Быть волонтером
С медсестрами и врачами он тоже был приятным во всех отношениях. Единственное – не улыбался никогда.
В личных беседах В.П. смотрел на меня очень коротко – и быстро переводил взгляд на дерево за окном. Как бы показывая: я здесь, говорю с тобой, расскажу, о чем спросишь, но вообще-то я сам по себе, если что. Ты здесь – прекрасно; уйдешь – я тоже не возражаю.
Рядом с ним я поневоле задавалась вопросом: когда же он построил эту башню внутреннего одиночества и поселился в ней? Может быть, еще в глубоком детстве; может, когда овдовел; а может, уже когда заболел и слег?
И тем ярче были те микроскопические моменты, когда он из этой башни выглядывал буквально на секунду. Сверкнет заинтересованно черными бусинами из-под приподнятых бровей – и прячется снова. Казалось, может, и доверится когда-нибудь. Но не случилось.
Из близких была у него только дочь примерно моего возраста. Про дочку он всем говорил: я ей велел не приезжать сюда, разговора по телефону вполне достаточно. Работает она много, говорил, должность руководящая, устает. Ну что толку ей мотаться в Бутово, все равно приезжает поздно, когда спать пора ложиться. Не хочу я этого, говорил.
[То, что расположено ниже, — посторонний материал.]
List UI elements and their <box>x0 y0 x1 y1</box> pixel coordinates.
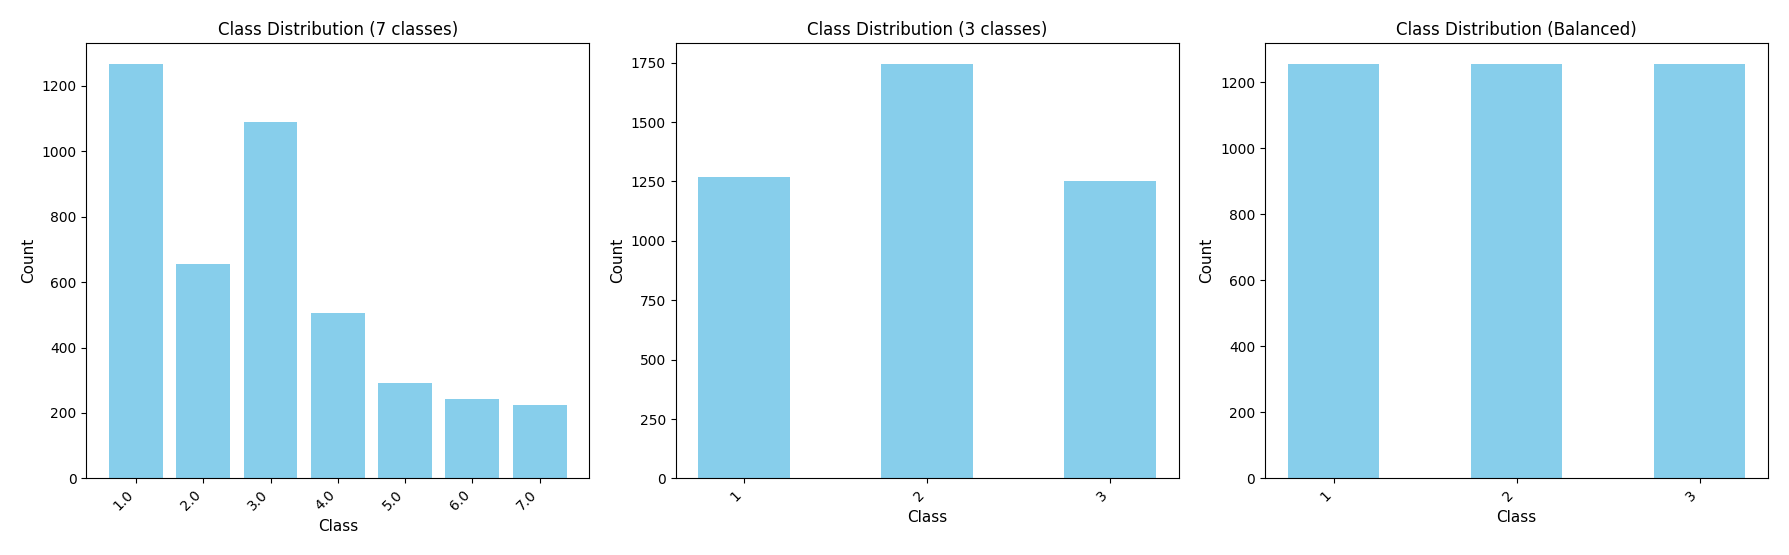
X-axis label: Class: Class <box>1496 510 1537 525</box>
Bar <box>177 264 231 478</box>
Bar <box>882 64 973 478</box>
Title: Class Distribution (3 classes): Class Distribution (3 classes) <box>807 21 1047 39</box>
Title: Class Distribution (Balanced): Class Distribution (Balanced) <box>1395 21 1637 39</box>
Bar <box>1653 64 1746 478</box>
Bar <box>243 122 297 478</box>
Bar <box>377 383 431 478</box>
X-axis label: Class: Class <box>907 510 948 525</box>
Bar <box>513 405 567 478</box>
Y-axis label: Count: Count <box>1200 238 1215 284</box>
Title: Class Distribution (7 classes): Class Distribution (7 classes) <box>218 21 458 39</box>
Bar <box>1064 181 1156 478</box>
Bar <box>311 312 365 478</box>
Y-axis label: Count: Count <box>21 238 36 284</box>
Bar <box>445 398 499 478</box>
Y-axis label: Count: Count <box>610 238 624 284</box>
Bar <box>1288 64 1379 478</box>
X-axis label: Class: Class <box>318 519 358 534</box>
Bar <box>109 64 163 478</box>
Bar <box>698 178 791 478</box>
Bar <box>1471 64 1562 478</box>
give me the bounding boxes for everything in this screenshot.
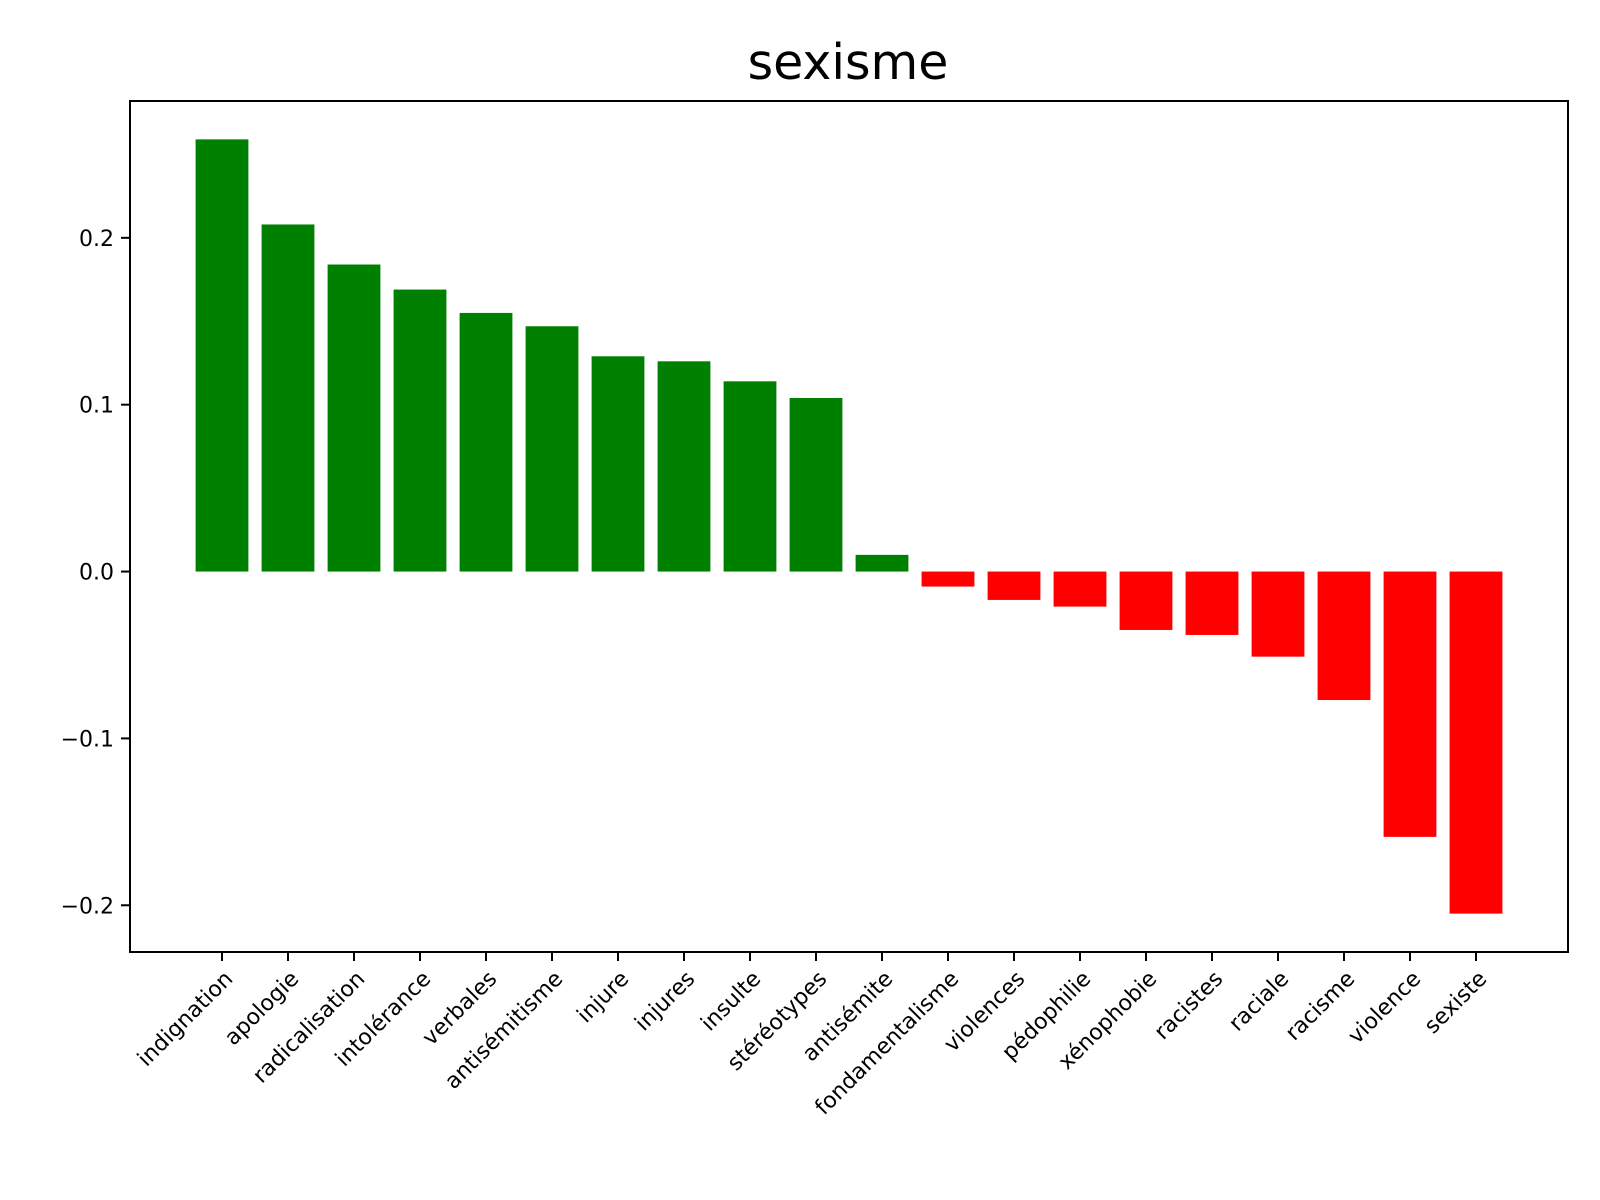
- plot-frame: [129, 100, 1569, 953]
- y-axis: −0.2 −0.1 0.0 0.1 0.2: [61, 227, 130, 919]
- y-tick-label: −0.2: [61, 894, 114, 919]
- bar-16: [1185, 571, 1239, 635]
- bar-1: [195, 139, 249, 572]
- bar-9: [723, 381, 777, 572]
- bar-19: [1383, 571, 1437, 837]
- bar-7: [591, 356, 645, 572]
- chart-title: sexisme: [748, 34, 949, 91]
- x-tick-label: injures: [630, 967, 700, 1037]
- y-tick-label: 0.0: [79, 561, 114, 586]
- x-tick-label: injure: [573, 967, 635, 1029]
- x-axis: indignationapologieradicalisationintolér…: [133, 952, 1492, 1120]
- bars-layer: [195, 139, 1503, 914]
- bar-5: [459, 312, 513, 572]
- bar-3: [327, 264, 381, 572]
- bar-8: [657, 361, 711, 572]
- bar-11: [855, 554, 909, 572]
- bar-6: [525, 326, 579, 572]
- x-tick-label: violence: [1344, 967, 1427, 1050]
- bar-13: [987, 571, 1041, 600]
- x-tick-label: antisémitisme: [440, 967, 568, 1095]
- bar-12: [921, 571, 975, 587]
- x-tick-label: sexiste: [1420, 967, 1492, 1039]
- x-tick-label: racistes: [1150, 967, 1228, 1045]
- bar-10: [789, 398, 843, 572]
- bar-14: [1053, 571, 1107, 607]
- y-tick-label: 0.2: [79, 227, 114, 252]
- x-tick-label: indignation: [133, 967, 238, 1072]
- bar-15: [1119, 571, 1173, 630]
- bar-20: [1449, 571, 1503, 914]
- y-tick-label: 0.1: [79, 394, 114, 419]
- bar-2: [261, 224, 315, 572]
- x-tick-label: radicalisation: [248, 967, 370, 1089]
- bar-17: [1251, 571, 1305, 657]
- bar-18: [1317, 571, 1371, 701]
- bar-4: [393, 289, 447, 572]
- y-tick-label: −0.1: [61, 727, 114, 752]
Я слушала его и не могла понять: забота это отцовская или он так подстраховывает себя от чувства брошенности? Я сам, мол, решил, потому что ждать и бояться, что не навестит, не приедет – невыносимо. Никто ведь в хосписе никогда эту дочку не видел, она и правда не приезжала; к врачу тоже ни разу не приходила, и даже дозвониться до нее было трудно. Новость о смерти отца она восприняла более чем сдержанно.
Мы, координаторы и волонтеры, встречаемся с пациентом на очень коротком отрезке его жизненного пути. Мы не можем узнать его хорошенько как человека; не можем быть уверенными в правдивости его рассказов; в верности своих интерпретаций. В общем, не знаю я, что были у В.П. за отношения в семье, была ли там какая-то драма, почему он остался один, переживал ли об этом. Только очень хочется надеяться, что хотя бы крошечный кусочек его личности я разглядела верно. Просто потому, что любому человеку важно быть видимым хоть кем-то.
В ту ночь он пугал соседей по палате тяжелым дыханием. Конечно, врач и медсестры помогали ему как могли: сбивали жар, обезболивали, давали кислород. И, конечно, хорошо, что он был в хосписе: о том, как он умирал бы иначе, думать совсем не хочется. И жаль, что так и не успел наступить для него рассвет.
С утра мы с дежурным врачом, сестрами и волонтерами о нем повздыхали. И отправились дальше работать. Но почему-то было мне необходимо записать о нем, хотя и не выдал человек ни цитаты примечательной, ни истории захватывающей не рассказал.
А мне все-таки хочется не забыть: жил вот такой В.П. И были у него очень темные блестящие глаза и выдающийся носом профиль.
*** Анна Половцева
«Ой, а к нам в хоспис на днях приходили лошади…» – пытаюсь рассказать я своим друзьям при встрече в кафе и замечаю неловкое молчание и отведенные в сторону глаза. А потом кто-то резко меняет тему…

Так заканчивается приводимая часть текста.